The unquantifiable relevance of school plays in Nigerian universities is glaring, sadly, it remains untapped by Nollywood.
But how can these two sectors work together? How can the education system benefit Nollywood? And how can Nollywood benefit back to students who act like prodigies? Here are two ways.
Training and discovery of young actors and actresses
Unlike TV, theater involves raw, unfiltered, authentic supplemental performances that are rare on the big screen.
In most cases, these performances on stage are more engaging than those that win awards on screen. In the NFL, scouts scour schools throughout the season to recruit the best student-players to come and play for their clubs. Nollywood should adopt this same method of recruitment, so that these bright and talented student actors can receive professional workshops and gain adequate production experience to transition into the film industry.
Inspiration for movies
At a time when cultural diversity has become a buzzword in Hollywood, it is crucial that Nollywood rides this wave. School plays feature original African stories that are rare in mainstream media; So, consultation and partnership between Nigerian theater artists, playwrights, student actors should be done so that more authentic black stories can penetrate the box office.
Remember that this relationship is symbiotic i.e. Nollywood benefits school theater and vice versa. Knowing that a top industry is fully involved in their academic pursuits, students will be compelled to put more effort into their performance as a chance of a break from Nollywood is not far away.

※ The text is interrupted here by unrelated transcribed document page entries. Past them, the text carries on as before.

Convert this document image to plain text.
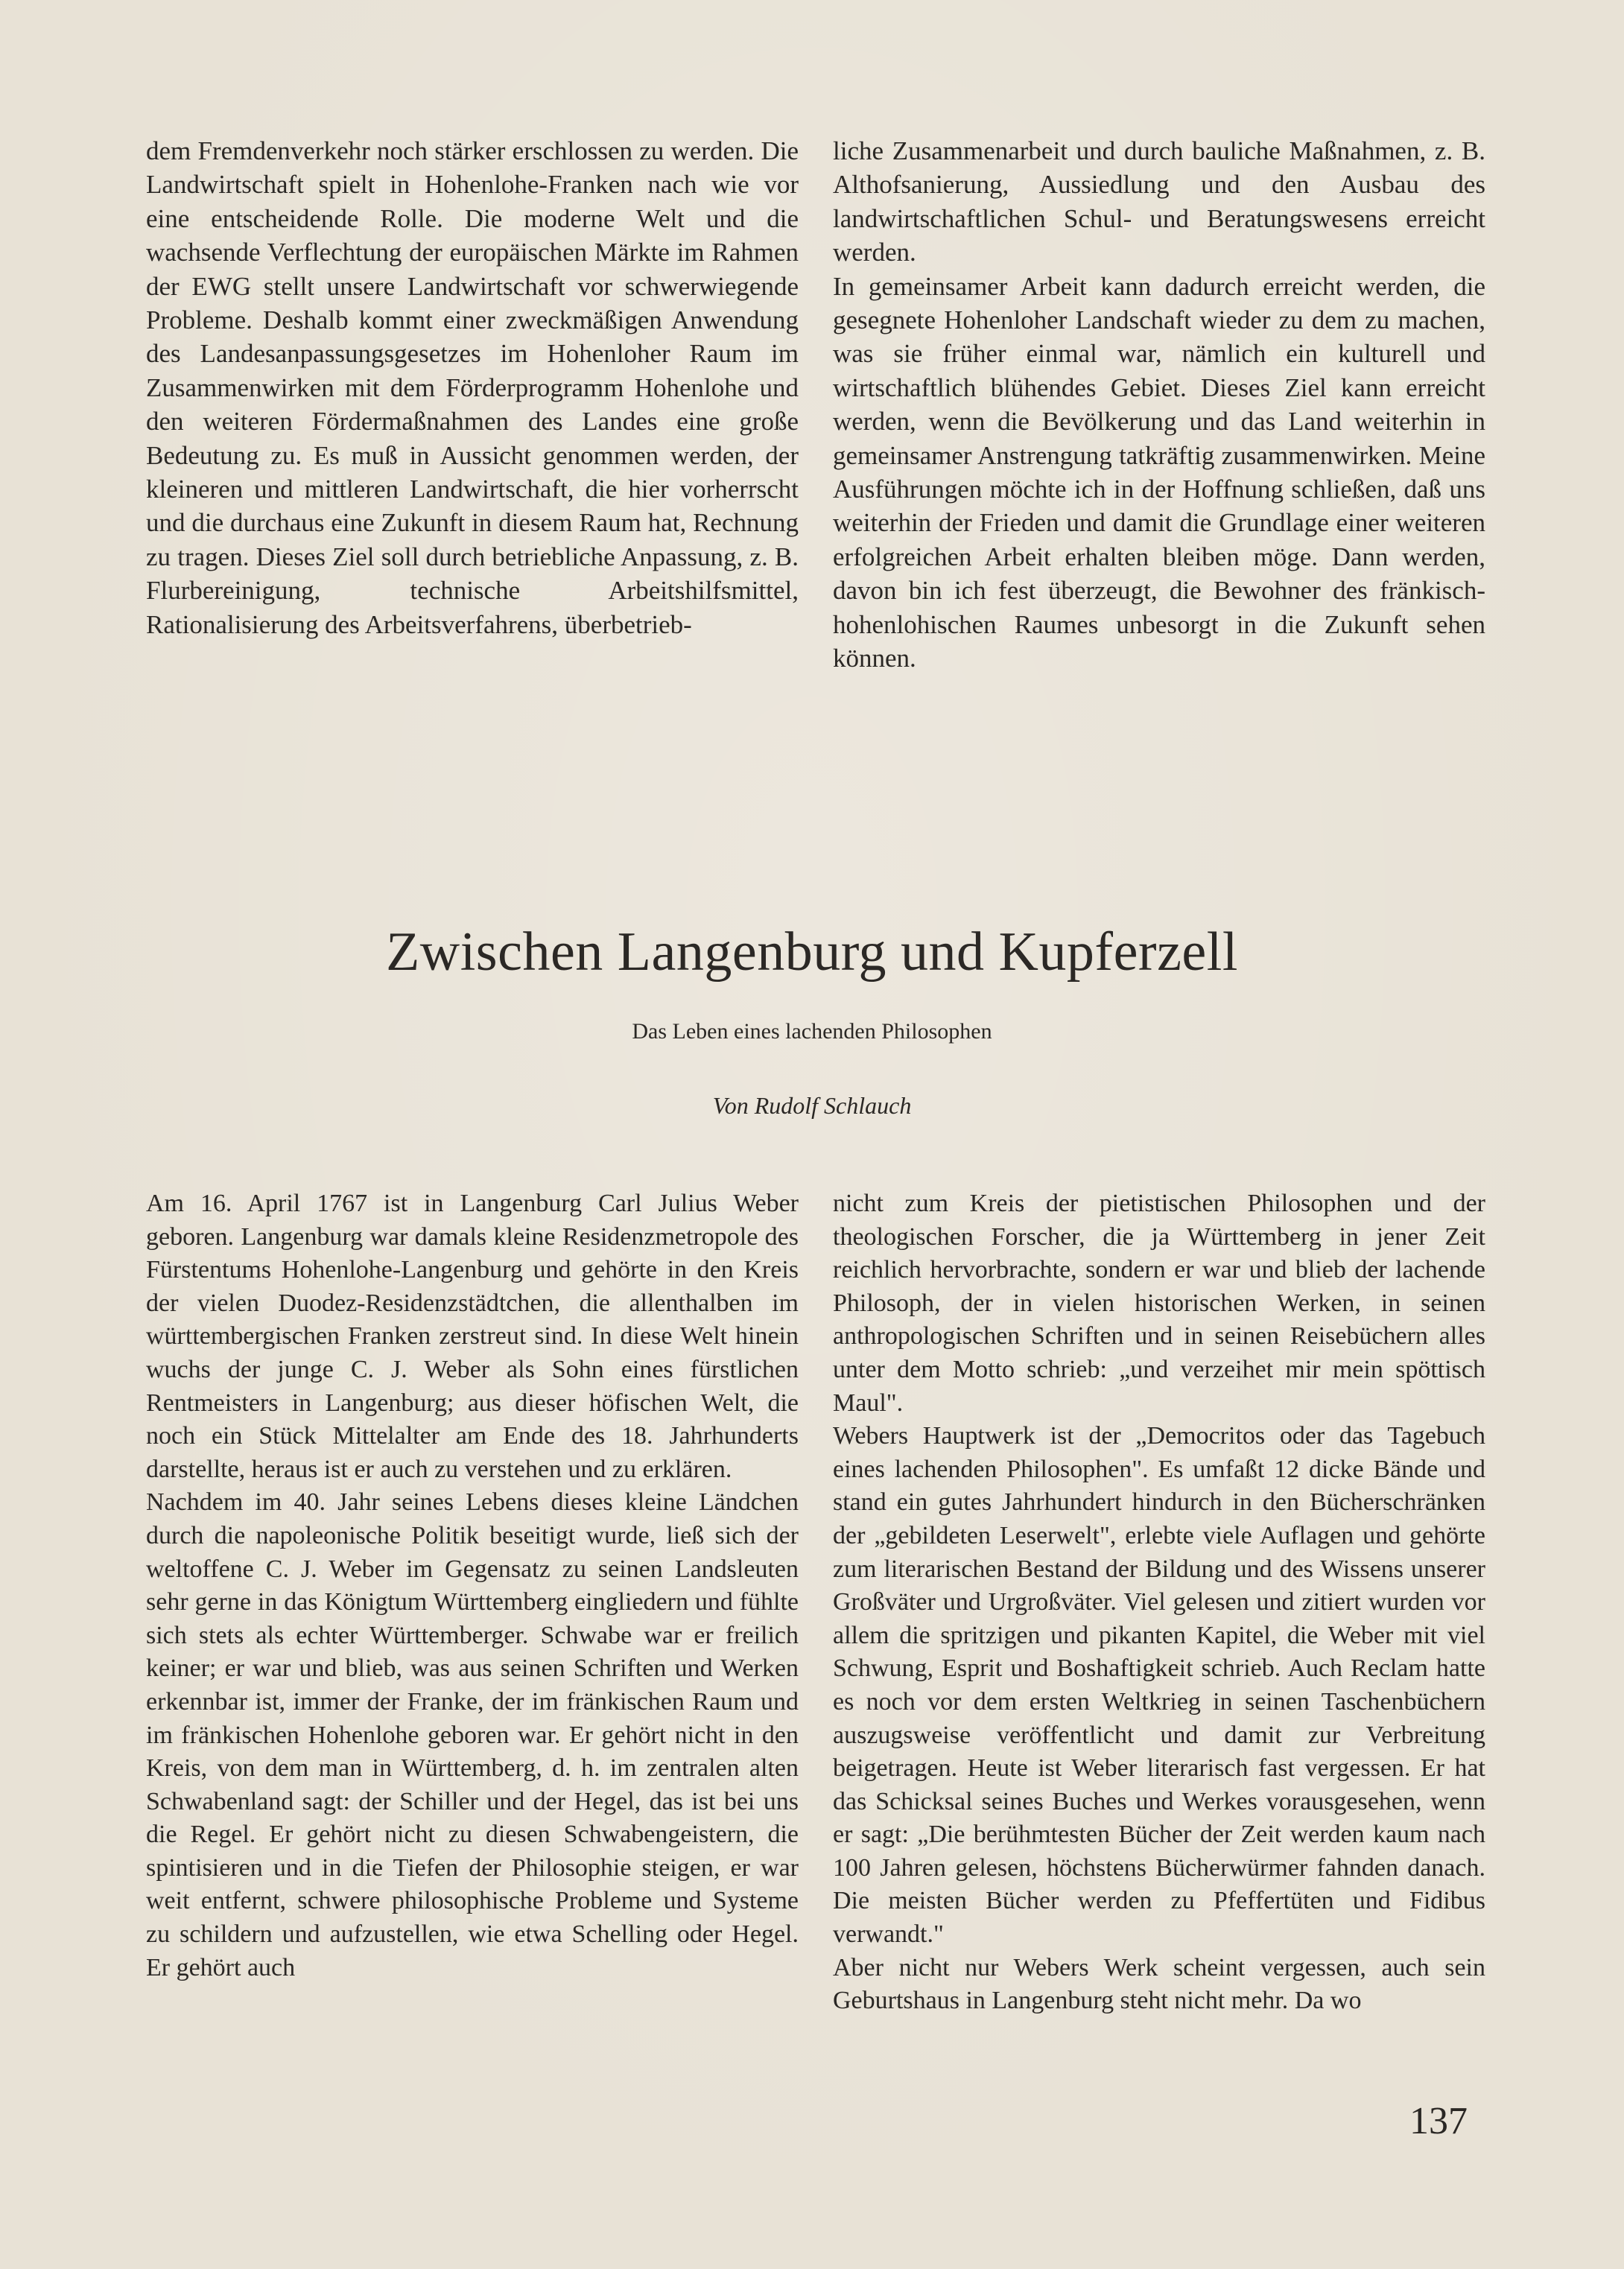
dem Fremdenverkehr noch stärker erschlossen zu werden. Die Landwirtschaft spielt in Hohenlohe-Franken nach wie vor eine entscheidende Rolle. Die moderne Welt und die wachsende Verflechtung der europäischen Märkte im Rahmen der EWG stellt unsere Landwirtschaft vor schwerwiegende Probleme. Deshalb kommt einer zweckmäßigen Anwendung des Landesanpassungsgesetzes im Hohenloher Raum im Zusammenwirken mit dem Förderprogramm Hohenlohe und den weiteren Fördermaßnahmen des Landes eine große Bedeutung zu. Es muß in Aussicht genommen werden, der kleineren und mittleren Landwirtschaft, die hier vorherrscht und die durchaus eine Zukunft in diesem Raum hat, Rechnung zu tragen. Dieses Ziel soll durch betriebliche Anpassung, z. B. Flurbereinigung, technische Arbeitshilfsmittel, Rationalisierung des Arbeitsverfahrens, überbetrieb-

liche Zusammenarbeit und durch bauliche Maßnahmen, z. B. Althofsanierung, Aussiedlung und den Ausbau des landwirtschaftlichen Schul- und Beratungswesens erreicht werden.

In gemeinsamer Arbeit kann dadurch erreicht werden, die gesegnete Hohenloher Landschaft wieder zu dem zu machen, was sie früher einmal war, nämlich ein kulturell und wirtschaftlich blühendes Gebiet. Dieses Ziel kann erreicht werden, wenn die Bevölkerung und das Land weiterhin in gemeinsamer Anstrengung tatkräftig zusammenwirken. Meine Ausführungen möchte ich in der Hoffnung schließen, daß uns weiterhin der Frieden und damit die Grundlage einer weiteren erfolgreichen Arbeit erhalten bleiben möge. Dann werden, davon bin ich fest überzeugt, die Bewohner des fränkisch-hohenlohischen Raumes unbesorgt in die Zukunft sehen können.

Zwischen Langenburg und Kupferzell

Das Leben eines lachenden Philosophen

Von Rudolf Schlauch

Am 16. April 1767 ist in Langenburg Carl Julius Weber geboren. Langenburg war damals kleine Residenzmetropole des Fürstentums Hohenlohe-Langenburg und gehörte in den Kreis der vielen Duodez-Residenzstädtchen, die allenthalben im württembergischen Franken zerstreut sind. In diese Welt hinein wuchs der junge C. J. Weber als Sohn eines fürstlichen Rentmeisters in Langenburg; aus dieser höfischen Welt, die noch ein Stück Mittelalter am Ende des 18. Jahrhunderts darstellte, heraus ist er auch zu verstehen und zu erklären.

Nachdem im 40. Jahr seines Lebens dieses kleine Ländchen durch die napoleonische Politik beseitigt wurde, ließ sich der weltoffene C. J. Weber im Gegensatz zu seinen Landsleuten sehr gerne in das Königtum Württemberg eingliedern und fühlte sich stets als echter Württemberger. Schwabe war er freilich keiner; er war und blieb, was aus seinen Schriften und Werken erkennbar ist, immer der Franke, der im fränkischen Raum und im fränkischen Hohenlohe geboren war. Er gehört nicht in den Kreis, von dem man in Württemberg, d. h. im zentralen alten Schwabenland sagt: der Schiller und der Hegel, das ist bei uns die Regel. Er gehört nicht zu diesen Schwabengeistern, die spintisieren und in die Tiefen der Philosophie steigen, er war weit entfernt, schwere philosophische Probleme und Systeme zu schildern und aufzustellen, wie etwa Schelling oder Hegel. Er gehört auch

nicht zum Kreis der pietistischen Philosophen und der theologischen Forscher, die ja Württemberg in jener Zeit reichlich hervorbrachte, sondern er war und blieb der lachende Philosoph, der in vielen historischen Werken, in seinen anthropologischen Schriften und in seinen Reisebüchern alles unter dem Motto schrieb: „und verzeihet mir mein spöttisch Maul".

Webers Hauptwerk ist der „Democritos oder das Tagebuch eines lachenden Philosophen". Es umfaßt 12 dicke Bände und stand ein gutes Jahrhundert hindurch in den Bücherschränken der „gebildeten Leserwelt", erlebte viele Auflagen und gehörte zum literarischen Bestand der Bildung und des Wissens unserer Großväter und Urgroßväter. Viel gelesen und zitiert wurden vor allem die spritzigen und pikanten Kapitel, die Weber mit viel Schwung, Esprit und Boshaftigkeit schrieb. Auch Reclam hatte es noch vor dem ersten Weltkrieg in seinen Taschenbüchern auszugsweise veröffentlicht und damit zur Verbreitung beigetragen. Heute ist Weber literarisch fast vergessen. Er hat das Schicksal seines Buches und Werkes vorausgesehen, wenn er sagt: „Die berühmtesten Bücher der Zeit werden kaum nach 100 Jahren gelesen, höchstens Bücherwürmer fahnden danach. Die meisten Bücher werden zu Pfeffertüten und Fidibus verwandt."

Aber nicht nur Webers Werk scheint vergessen, auch sein Geburtshaus in Langenburg steht nicht mehr. Da wo

137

School theater is a goldmine of untapped acting talent, unique storylines, and Emmy-worthy performances. If Nollywood is determined to be really big, it has to stay home. One of the steps that key players in Nollywood need to take is to ensure that it utilizes all of its national resources and this involves drama at all academic levels. Theater treasures deserve to be used for more than academic assessments and can contribute to the greatness of African cinema. With proper execution, this decision will certainly improve the quality of films and performances at all levels of cinema.